Political Correctness and Higher Education by John Lea, lecturer in the Learning and Teaching Enhancement Unit at Canterbury Christ Church University, analysed the use of politically correct language in US and UK universities.

In the US, such phrases were used in relation to codes of speech, the promotion of multicultural curriculums and in defence of affirmative action, he found.

But in the UK, politically correct language was more widely employed in the "lip service" academics pay to bureaucrats.

"The US preoccupation is about speech codes, whether you use the word 'chairman' or 'chairperson'," Mr Lea told Times Higher Education. "In the UK, it is about coded speech - academics are learning to ... communicate using certain terms during a Quality Assurance Agency visit, for example.

"You don't believe what you are saying, but you toe the party line so that you are left alone."

He added: "Some of my colleagues think that learning outcomes are a waste of time, but (this is) very rarely discussed or challenged formally. It has become politically incorrect to question them."

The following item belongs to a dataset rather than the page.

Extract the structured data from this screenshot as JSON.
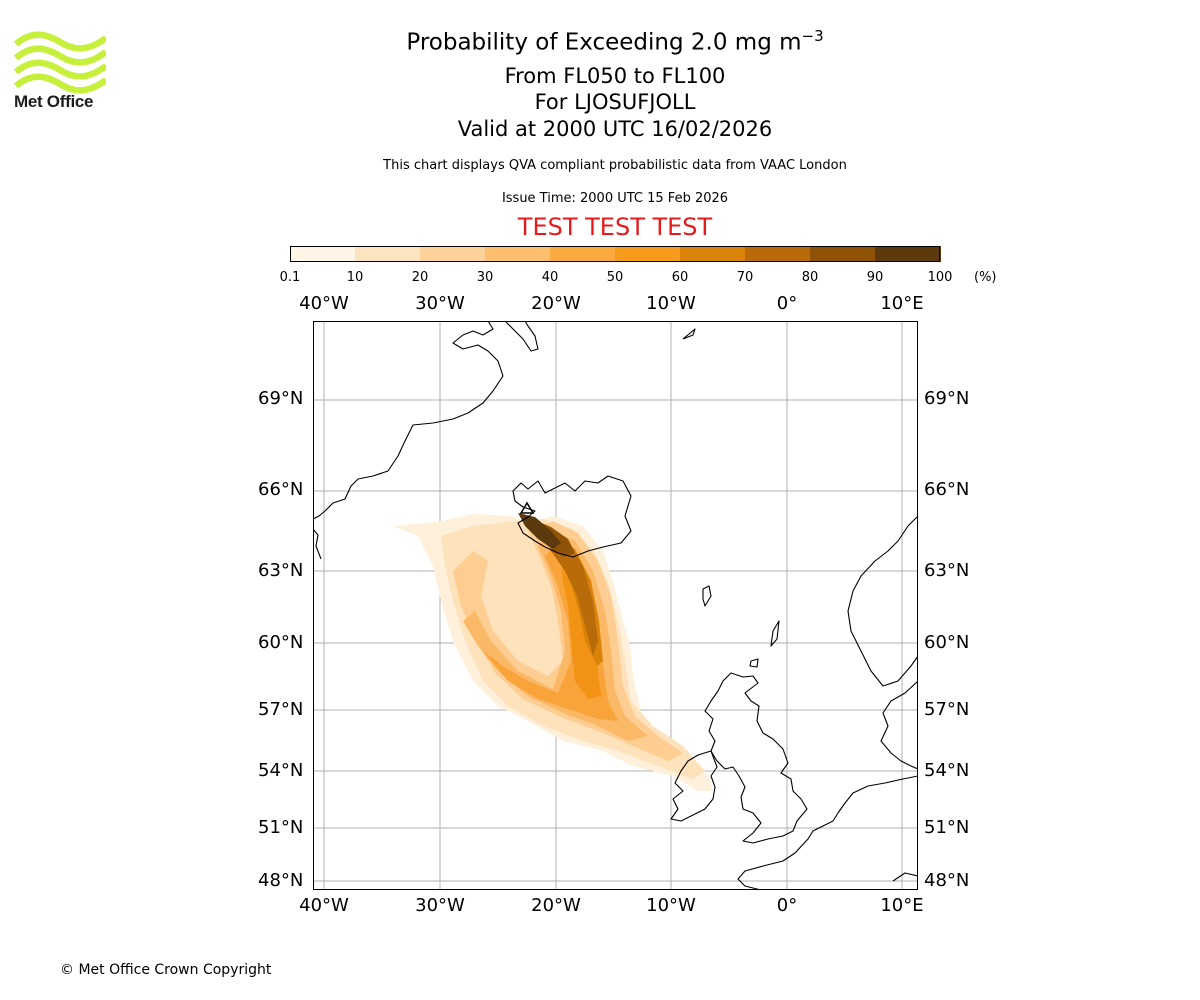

The book suggests that forms of political correctness in the UK are more in keeping with the traditional roots of the term than US usage.

"In concrete terms, one might see the contemporary plethora of educational quangos as the means by which the state's educational orthodoxies are ... policed," Mr Lea said.

Quangos establish such orthodoxies by consulting academics then ignoring their comments, he added.

Mr Lea chairs the Post-16 Committee of the Universities' Council for the Education of Teachers. "At the end of a consultation, you often do not feel your view has been taken seriously, but you are told: 'We consulted with you.'"

In his foreword to the book, Jonathan Zimmerman, professor of educational history at New York University, said: "In the UK, (political correctness) is disseminated by an intimidating array of quasi-state agencies with bland bureaucratic names, (such as) the Learning and Skills Council ... compared with their British brethren, American universities enjoy an extraordinary degree of independence."

Some UK universities do provide guidance on "preferred language" similar to speech codes in the US. A University of Sheffield guide recommends that staff avoid phrases such as "manpower", "workmanlike", "taxman", "headmaster or headmistress" or "epileptic".